The startup could then try implementing micro transactions or minimal ads and do a revenue share with the original publishers.

The problem would be surviving without being sued long enough to gain the traction and acceptance that Spotify has.

The real problem, of course, is that there are a billion different news organizations with independent paywalls and gateways. It's a hassle to sign up for them all and completely unreasonable to expect that we should subscribe to all of them. Because they don't have a federated micro transaction model in place, the solution is to come up with one for them and get them to adopt it. It's better for both us and them, they just don't know it yet.

Could it work?

3 comments

Spotify worked a compulsory license provision of copyright law that applies specifically and only to music streaming. (Originally intended for radio.)

A middle man controlling the subscriber-ship would not necessarily be better for papers. The middle man entity would have enormous bargaining leverage, like Apple does with the App Store.

> The middle man entity would have enormous bargaining leverage, like Apple does with the App Store.

That's a great point and speaks to a true danger with this model.

I imagine content publishers could distribute their content across multiple distributors if they existed, though I imagine the market would only support a handful of competitors.

> Spotify worked a compulsory license provision of copyright law that applies specifically and only to music streaming. (Originally intended for radio.)

Could you speak more to this point? I'm incredibly interested. How was this provision created, and did they start their business with a law team? How were they able to get this accepted? What about other, earlier entrants in this space? Grooveshark obviously failed (they walked a slightly shadier path), but had they tried to get on proper legal footing they might have made it.

Could a news aggregator start out as a Grooveshark, then pivot into a Spotify without getting sued into oblivion?

> Could you speak more to this point? I'm incredibly interested.

I think they're thinking of DMCA radio licensing. This is what Pandora, not Spotify uses/used, and why you can't play specific tracks on Pandora.

There is no compulsory license for on demand music streaming where you can choose what songs you want to listen to and when. The compulsory license was for streaming radio stations where you can’t choose the exact songs you want to listen to like Pandora.

Proof?

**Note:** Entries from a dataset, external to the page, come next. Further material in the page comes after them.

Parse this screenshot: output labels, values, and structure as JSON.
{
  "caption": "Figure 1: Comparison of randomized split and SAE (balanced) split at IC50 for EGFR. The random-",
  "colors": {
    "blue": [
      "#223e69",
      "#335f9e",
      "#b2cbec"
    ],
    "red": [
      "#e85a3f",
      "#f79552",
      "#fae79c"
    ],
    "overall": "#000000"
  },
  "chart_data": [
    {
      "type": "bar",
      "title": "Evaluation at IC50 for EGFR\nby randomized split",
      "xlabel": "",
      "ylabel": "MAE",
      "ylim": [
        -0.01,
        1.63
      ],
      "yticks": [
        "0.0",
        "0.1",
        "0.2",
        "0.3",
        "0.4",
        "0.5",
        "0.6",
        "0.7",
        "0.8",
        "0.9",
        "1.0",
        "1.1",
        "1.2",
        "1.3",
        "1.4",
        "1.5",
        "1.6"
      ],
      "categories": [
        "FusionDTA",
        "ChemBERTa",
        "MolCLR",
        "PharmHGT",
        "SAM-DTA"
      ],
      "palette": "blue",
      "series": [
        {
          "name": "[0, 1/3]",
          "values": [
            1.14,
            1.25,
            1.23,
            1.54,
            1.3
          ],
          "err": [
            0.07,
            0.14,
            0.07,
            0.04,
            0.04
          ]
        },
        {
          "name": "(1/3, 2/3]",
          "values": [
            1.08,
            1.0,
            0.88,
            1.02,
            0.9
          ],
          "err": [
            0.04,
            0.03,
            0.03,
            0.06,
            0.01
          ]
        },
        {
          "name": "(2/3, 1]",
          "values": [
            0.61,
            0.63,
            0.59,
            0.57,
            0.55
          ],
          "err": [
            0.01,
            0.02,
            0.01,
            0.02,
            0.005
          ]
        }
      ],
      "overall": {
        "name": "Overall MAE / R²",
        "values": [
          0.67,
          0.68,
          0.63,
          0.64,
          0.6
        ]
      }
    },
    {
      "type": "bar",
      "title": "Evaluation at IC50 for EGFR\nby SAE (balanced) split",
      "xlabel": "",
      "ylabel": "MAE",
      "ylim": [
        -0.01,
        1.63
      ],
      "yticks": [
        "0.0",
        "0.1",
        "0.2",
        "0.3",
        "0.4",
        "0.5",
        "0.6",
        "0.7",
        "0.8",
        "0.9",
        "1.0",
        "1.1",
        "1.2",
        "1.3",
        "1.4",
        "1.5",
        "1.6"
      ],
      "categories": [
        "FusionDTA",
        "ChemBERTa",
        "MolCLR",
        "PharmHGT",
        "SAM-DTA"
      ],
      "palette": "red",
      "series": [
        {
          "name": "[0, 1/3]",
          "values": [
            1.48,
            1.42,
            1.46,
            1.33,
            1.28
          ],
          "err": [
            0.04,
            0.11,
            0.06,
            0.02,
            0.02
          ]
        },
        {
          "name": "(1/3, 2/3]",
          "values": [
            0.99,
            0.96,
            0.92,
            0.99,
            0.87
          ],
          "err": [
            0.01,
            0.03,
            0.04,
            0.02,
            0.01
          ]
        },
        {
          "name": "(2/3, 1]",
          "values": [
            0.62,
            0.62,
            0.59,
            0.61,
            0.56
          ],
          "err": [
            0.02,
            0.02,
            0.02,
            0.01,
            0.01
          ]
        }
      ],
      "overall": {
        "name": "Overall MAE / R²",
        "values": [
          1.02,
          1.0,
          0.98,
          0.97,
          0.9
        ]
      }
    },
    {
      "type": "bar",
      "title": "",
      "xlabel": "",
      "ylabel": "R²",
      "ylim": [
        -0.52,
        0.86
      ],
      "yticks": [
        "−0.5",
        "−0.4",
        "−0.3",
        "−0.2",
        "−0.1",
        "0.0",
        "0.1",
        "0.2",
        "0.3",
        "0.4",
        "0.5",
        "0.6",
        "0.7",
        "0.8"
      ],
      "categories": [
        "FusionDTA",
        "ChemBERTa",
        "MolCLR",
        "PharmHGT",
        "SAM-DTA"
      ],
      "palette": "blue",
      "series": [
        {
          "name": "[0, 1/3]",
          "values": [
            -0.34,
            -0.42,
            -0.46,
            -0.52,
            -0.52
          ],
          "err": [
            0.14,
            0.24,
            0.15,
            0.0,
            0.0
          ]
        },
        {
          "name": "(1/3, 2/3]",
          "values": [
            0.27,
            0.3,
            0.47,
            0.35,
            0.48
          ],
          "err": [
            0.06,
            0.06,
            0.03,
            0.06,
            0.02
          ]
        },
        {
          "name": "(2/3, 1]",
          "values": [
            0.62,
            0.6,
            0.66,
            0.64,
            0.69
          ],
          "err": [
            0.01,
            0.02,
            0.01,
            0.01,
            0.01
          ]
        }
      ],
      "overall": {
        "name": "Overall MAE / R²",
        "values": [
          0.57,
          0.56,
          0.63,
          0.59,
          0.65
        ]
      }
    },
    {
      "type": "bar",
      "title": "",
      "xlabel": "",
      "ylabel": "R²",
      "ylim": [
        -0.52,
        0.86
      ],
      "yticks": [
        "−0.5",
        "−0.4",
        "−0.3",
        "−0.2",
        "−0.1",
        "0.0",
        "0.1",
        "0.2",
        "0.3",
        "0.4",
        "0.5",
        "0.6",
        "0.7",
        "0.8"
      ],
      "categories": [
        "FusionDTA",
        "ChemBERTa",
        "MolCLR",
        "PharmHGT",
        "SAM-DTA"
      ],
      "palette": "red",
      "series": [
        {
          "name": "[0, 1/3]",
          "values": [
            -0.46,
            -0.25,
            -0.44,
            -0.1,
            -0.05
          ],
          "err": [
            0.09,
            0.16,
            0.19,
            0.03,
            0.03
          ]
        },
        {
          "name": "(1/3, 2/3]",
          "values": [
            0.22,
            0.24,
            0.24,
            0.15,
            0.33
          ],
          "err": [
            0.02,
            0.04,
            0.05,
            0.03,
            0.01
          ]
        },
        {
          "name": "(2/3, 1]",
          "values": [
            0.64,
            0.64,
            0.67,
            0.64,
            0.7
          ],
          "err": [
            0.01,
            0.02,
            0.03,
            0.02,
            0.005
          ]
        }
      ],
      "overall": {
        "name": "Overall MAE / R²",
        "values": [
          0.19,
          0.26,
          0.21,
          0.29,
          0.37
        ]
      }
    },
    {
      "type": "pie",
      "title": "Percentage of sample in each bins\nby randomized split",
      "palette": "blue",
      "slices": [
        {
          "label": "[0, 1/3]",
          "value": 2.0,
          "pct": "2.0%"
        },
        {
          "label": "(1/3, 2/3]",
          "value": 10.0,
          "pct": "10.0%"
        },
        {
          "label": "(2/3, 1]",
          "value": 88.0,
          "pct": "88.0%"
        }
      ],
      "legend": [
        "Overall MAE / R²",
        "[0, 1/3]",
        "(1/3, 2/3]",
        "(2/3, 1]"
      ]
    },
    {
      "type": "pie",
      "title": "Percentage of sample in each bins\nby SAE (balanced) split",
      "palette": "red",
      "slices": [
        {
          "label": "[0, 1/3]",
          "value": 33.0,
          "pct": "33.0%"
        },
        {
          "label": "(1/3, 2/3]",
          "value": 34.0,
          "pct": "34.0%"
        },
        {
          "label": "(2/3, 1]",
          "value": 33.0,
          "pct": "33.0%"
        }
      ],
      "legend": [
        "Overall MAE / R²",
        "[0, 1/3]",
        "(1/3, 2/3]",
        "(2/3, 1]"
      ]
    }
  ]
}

A radio can play any music it wants to and an artist/record label can’t stop them as long as they have a license. An artist can stop Spotify from including them in their music library.

Blendle has been doing something similar and I happily send some dollars their way from time to time although I'd admit it would probably be more if they hosted more linux magazines etc.

Also I hear they are changing their business model to monthly payments. If this is true I guess I'm out unless they suddely - like Spotify - will give me access to everything I'm interested in.

Like a reddit/HN that only allows scraped amp pages? Seems restrictive when most people still upvote pay walled articles.